Kendini imha etme kaynaklarını
Bulabildin mi?
Çok uzaklar?
Ama …
Ama… Yine de, seni çağırıyorlar!!
Denizin ötesinden haykırıyorlar.
Ama
Yine de..
Hedefini Bulacak mı?
Asla Bilmeyeceğim
Uzaklardan patlayan fişeğin,
Sesinin, neden bu kadar geciktiğini..
FiŞeK
Tonlamaların yarattığı yoğun buhranın içerisinde, zaman ve mekânın tepe taklak olduğu bir gece de; sanrıları bile yerinden kudurtan bir fişeğin çıkardığı gümbürtüyle, yerimden kalkıp, birazcık da olsa, sendelendim… Alışagelmiş, sakarlığın zerresinde…
Tekrar ve tekrar, bir çıtırtı duydum o gece.. Peki sen duydun mu?

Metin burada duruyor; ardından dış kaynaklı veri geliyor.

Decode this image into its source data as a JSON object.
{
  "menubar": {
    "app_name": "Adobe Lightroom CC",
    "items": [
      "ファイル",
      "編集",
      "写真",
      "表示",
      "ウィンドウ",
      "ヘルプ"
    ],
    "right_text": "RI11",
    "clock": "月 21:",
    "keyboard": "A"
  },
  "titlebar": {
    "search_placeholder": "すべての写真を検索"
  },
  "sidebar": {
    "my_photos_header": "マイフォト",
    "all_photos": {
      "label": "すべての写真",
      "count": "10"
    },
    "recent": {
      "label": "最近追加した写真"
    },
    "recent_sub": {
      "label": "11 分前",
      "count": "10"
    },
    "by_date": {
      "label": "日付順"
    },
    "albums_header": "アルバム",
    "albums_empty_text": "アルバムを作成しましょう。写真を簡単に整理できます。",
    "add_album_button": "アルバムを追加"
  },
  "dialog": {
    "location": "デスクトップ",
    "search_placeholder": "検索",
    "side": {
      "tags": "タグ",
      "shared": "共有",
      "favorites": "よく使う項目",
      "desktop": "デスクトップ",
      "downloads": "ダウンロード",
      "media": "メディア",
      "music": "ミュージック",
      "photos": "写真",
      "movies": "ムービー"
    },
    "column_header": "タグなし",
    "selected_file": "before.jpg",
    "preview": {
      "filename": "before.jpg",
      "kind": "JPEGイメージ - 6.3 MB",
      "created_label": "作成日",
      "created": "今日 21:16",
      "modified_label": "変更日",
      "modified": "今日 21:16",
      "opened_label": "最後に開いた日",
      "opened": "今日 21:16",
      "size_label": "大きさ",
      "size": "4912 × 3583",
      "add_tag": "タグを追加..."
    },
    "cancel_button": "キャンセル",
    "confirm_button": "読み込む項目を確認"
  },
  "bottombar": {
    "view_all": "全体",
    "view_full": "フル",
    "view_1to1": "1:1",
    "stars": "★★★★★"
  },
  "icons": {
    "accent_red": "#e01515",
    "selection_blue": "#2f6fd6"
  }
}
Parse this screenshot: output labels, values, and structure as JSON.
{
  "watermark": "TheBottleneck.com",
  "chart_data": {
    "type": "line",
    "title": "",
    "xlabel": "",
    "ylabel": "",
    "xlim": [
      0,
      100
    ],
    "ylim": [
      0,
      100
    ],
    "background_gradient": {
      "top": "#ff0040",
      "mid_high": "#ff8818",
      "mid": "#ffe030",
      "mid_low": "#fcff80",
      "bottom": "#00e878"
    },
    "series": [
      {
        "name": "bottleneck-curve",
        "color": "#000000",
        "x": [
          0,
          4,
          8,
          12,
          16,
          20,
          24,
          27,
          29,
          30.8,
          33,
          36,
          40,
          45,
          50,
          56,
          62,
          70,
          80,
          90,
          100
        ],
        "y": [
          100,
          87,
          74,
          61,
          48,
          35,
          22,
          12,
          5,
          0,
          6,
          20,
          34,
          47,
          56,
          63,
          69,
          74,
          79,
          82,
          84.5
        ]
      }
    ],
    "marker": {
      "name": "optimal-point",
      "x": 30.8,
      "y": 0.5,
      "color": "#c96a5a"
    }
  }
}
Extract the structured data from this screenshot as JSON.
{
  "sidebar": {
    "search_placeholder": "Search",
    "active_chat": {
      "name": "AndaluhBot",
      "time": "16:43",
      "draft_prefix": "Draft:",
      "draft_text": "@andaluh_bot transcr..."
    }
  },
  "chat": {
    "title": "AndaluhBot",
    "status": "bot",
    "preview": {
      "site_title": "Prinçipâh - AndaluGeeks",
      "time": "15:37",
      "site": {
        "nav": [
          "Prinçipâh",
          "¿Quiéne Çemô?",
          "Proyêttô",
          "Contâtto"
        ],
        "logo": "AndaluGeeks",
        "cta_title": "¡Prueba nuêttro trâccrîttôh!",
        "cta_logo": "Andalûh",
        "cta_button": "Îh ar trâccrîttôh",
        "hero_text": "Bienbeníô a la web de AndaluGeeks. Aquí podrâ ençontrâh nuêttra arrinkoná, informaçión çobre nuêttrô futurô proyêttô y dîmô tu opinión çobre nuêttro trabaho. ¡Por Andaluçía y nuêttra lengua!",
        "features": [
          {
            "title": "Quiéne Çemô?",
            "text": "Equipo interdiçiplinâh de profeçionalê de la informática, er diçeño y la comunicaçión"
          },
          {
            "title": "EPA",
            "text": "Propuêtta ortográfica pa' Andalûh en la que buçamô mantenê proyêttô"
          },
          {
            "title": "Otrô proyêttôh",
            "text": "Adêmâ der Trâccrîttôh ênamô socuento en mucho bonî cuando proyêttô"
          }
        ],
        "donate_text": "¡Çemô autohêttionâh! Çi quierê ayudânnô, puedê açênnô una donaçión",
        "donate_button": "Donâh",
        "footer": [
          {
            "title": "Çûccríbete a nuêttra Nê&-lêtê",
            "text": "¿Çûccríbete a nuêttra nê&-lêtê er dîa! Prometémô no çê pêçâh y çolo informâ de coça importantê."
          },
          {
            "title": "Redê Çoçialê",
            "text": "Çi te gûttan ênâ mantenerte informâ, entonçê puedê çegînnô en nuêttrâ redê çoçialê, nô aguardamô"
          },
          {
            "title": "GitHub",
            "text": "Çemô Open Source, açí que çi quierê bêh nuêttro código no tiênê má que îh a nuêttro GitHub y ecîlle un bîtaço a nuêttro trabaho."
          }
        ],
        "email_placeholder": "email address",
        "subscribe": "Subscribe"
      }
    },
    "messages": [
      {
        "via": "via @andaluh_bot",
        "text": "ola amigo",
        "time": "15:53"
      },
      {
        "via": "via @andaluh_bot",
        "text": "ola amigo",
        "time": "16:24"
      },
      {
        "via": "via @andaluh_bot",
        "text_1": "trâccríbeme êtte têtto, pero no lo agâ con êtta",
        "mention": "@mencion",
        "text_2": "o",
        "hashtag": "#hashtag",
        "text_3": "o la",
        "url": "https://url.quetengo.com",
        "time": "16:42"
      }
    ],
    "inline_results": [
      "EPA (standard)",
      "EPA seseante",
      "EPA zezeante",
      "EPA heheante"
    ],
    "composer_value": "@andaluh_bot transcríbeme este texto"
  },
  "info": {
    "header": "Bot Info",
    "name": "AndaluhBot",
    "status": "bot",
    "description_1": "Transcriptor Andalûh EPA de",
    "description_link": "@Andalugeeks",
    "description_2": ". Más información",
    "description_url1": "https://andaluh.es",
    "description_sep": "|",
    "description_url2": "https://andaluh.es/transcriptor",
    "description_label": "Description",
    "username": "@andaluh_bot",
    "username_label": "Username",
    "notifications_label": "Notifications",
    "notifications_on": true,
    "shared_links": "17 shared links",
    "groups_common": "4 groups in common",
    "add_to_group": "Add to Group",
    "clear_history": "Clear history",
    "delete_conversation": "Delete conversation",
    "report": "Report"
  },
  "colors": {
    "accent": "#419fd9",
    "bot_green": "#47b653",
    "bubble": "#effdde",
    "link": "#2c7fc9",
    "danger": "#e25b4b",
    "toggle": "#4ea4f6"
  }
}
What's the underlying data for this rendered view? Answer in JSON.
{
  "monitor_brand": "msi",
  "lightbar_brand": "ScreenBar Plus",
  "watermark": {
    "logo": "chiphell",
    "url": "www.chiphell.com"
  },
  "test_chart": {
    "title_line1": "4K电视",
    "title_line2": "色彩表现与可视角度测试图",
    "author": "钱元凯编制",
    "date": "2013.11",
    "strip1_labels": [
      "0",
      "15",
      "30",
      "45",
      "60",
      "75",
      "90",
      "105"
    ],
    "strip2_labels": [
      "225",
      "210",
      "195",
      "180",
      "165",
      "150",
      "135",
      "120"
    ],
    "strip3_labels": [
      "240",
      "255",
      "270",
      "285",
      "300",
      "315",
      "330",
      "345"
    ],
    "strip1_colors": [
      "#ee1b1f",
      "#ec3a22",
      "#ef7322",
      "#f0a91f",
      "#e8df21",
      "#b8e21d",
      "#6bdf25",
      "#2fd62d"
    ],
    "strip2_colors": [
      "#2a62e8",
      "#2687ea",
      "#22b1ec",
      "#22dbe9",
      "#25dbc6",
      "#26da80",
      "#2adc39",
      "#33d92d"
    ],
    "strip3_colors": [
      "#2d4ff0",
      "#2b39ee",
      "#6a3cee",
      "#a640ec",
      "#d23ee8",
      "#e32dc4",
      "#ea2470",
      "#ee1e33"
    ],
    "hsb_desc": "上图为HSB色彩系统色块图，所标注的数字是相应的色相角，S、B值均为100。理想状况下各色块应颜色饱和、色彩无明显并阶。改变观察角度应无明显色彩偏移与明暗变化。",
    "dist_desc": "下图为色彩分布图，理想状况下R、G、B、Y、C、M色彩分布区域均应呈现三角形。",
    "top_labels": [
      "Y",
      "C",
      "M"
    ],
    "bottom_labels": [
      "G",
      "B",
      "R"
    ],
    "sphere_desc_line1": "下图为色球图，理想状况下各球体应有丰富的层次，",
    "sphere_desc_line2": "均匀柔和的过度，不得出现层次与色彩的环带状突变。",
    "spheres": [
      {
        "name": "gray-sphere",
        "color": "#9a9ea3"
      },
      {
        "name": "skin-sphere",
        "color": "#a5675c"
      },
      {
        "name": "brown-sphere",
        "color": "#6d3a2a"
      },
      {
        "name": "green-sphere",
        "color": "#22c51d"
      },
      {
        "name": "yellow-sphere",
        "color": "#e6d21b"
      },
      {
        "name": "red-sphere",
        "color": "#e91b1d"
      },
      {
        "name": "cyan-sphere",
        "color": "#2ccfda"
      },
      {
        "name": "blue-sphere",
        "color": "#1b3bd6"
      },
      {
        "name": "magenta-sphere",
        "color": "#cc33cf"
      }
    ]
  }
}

Bir fişeğin çıtırdayışıyla, her şeyin öylece “pıt” diyip, soluksuz kalan, anlamsızlığı bile hiçe sayan, terk edilişini… Bir canavarın yarattığı vahşiliğin içerisinde, en sonunda, ruhum bedenimden kaçabilmiş!! barutun fişekten kaçabileceği bir derece de..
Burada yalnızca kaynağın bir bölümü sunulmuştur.